Description
In the foreground appear the graves of settlers who died on the difficult journey to the American West. This oil sketch was made by the artist on an expedition to the Rocky Mountains and later formed the basis of a painting executed in New York (now in the G. W. V. Smith Art Museum, Springfield, Mass.).
Provenance
(R. Schoelkopf, New York)
Accession Number
1969.19
Medium
oil on paper mounted on canvas
Dimensions
Unframed: 18.8 x 56.5 cm (7 3/8 x 22 1/4 in.)
Classification
Painting
Credit Line
Andrew R. and Martha Holden Jennings Fund
Tags
Painting Impressionist & Modern (1851–1900) Oil Painting Canvas American
Background & Context
Background Story
Graves of Travellers, Fort Kearny, Nebraska is one of the most somber paintings of the Hudson River School, depicting the graves of pioneers who died on the overland trail westward.

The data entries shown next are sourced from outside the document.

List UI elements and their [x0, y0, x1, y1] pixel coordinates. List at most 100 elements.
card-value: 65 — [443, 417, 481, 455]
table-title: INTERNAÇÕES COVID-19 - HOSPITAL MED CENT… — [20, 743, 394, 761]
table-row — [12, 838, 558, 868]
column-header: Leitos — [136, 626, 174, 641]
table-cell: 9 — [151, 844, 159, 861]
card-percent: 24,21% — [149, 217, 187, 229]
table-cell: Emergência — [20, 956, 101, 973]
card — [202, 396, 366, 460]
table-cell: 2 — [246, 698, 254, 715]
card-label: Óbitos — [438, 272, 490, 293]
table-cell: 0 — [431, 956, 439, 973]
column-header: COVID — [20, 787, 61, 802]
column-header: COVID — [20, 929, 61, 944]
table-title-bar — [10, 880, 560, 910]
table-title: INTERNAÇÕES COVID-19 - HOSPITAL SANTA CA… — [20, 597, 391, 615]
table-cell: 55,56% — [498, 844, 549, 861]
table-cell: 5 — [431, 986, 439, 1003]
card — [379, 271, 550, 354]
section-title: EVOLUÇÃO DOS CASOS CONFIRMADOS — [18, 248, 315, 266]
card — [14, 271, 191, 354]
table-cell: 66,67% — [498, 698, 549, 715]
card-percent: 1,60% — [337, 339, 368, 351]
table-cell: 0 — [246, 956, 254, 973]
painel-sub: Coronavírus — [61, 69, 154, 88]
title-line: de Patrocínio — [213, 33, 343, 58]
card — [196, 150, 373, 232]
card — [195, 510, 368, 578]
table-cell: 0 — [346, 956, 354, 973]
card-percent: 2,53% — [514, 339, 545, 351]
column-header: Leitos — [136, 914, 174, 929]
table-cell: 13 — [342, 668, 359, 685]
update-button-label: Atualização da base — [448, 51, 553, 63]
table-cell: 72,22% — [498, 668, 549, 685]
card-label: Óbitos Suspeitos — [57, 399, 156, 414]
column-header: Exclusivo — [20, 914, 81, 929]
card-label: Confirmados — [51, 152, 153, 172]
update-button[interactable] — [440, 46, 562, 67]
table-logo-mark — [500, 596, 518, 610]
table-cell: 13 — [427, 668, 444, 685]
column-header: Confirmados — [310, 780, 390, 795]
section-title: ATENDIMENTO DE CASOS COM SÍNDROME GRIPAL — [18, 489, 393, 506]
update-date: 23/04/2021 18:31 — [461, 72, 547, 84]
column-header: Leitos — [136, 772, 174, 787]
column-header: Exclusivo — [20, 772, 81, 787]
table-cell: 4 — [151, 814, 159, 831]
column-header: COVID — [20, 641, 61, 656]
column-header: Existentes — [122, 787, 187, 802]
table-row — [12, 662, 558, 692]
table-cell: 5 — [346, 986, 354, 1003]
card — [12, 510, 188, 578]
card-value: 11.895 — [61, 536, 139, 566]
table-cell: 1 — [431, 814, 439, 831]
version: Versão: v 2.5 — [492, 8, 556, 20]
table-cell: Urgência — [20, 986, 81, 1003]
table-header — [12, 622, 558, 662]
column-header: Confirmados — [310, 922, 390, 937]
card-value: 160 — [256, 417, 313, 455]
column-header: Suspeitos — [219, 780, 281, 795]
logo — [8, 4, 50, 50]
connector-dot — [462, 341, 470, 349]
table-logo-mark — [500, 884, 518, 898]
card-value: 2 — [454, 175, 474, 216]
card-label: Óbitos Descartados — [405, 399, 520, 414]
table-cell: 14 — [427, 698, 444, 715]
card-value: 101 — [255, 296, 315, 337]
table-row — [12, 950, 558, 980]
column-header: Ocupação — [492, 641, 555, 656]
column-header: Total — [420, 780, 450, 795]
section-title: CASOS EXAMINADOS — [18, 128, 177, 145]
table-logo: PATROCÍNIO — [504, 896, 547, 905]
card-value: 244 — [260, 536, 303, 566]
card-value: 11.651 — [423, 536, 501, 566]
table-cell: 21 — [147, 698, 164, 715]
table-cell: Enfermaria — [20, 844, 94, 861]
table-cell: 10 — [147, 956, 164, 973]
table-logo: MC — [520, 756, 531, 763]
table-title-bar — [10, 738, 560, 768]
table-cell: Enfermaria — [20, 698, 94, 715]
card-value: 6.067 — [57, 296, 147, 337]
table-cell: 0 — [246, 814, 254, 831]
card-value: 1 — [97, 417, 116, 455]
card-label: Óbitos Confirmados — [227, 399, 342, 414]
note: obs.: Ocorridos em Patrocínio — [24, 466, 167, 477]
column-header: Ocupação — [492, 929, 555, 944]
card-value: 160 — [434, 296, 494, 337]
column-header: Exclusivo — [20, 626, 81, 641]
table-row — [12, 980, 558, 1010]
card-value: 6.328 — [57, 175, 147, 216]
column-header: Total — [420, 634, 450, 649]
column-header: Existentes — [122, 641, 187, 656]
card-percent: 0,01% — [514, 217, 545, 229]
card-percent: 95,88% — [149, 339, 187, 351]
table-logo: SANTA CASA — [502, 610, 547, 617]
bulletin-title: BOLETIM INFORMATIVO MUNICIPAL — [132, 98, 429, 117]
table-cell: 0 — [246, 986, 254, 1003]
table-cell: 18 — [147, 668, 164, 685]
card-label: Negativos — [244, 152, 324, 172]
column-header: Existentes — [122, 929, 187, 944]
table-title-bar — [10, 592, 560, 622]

The painting's 1866 date places it in the immediate aftermath of the Civil War and during the height of westward expansion, when overland travellers faced disease, accident, and hostile encounters on the journey to the Pacific. Whittredge's treatment is unflinching: the graves are simple markers on the flat Nebraska prairie, with no consolation offered except the vastness of the sky and the emptiness of the landscape stretching to the horizon.
Cultural Impact
Graves of Travellers is one of the few Hudson River School paintings that acknowledges the human cost of westward expansion. Where most painters of the American West emphasized its grandeur and beauty, Whittredge emphasizes its danger and its finality. The graves on the Nebraska prairie are a reminder that the westward journey was not always a triumph of American civilization but sometimes a tragedy of individual lives lost in pursuit of a dream.
Why It Matters
Graves of Travellers, Fort Kearny, Nebraska is the Hudson River School's conscience: a painting that acknowledges the human cost of westward expansion. The graves on the Nebraska prairie, with nothing but sky and grass stretching to the horizon, are a reminder that the American frontier was not just a landscape of opportunity but also a landscape of death.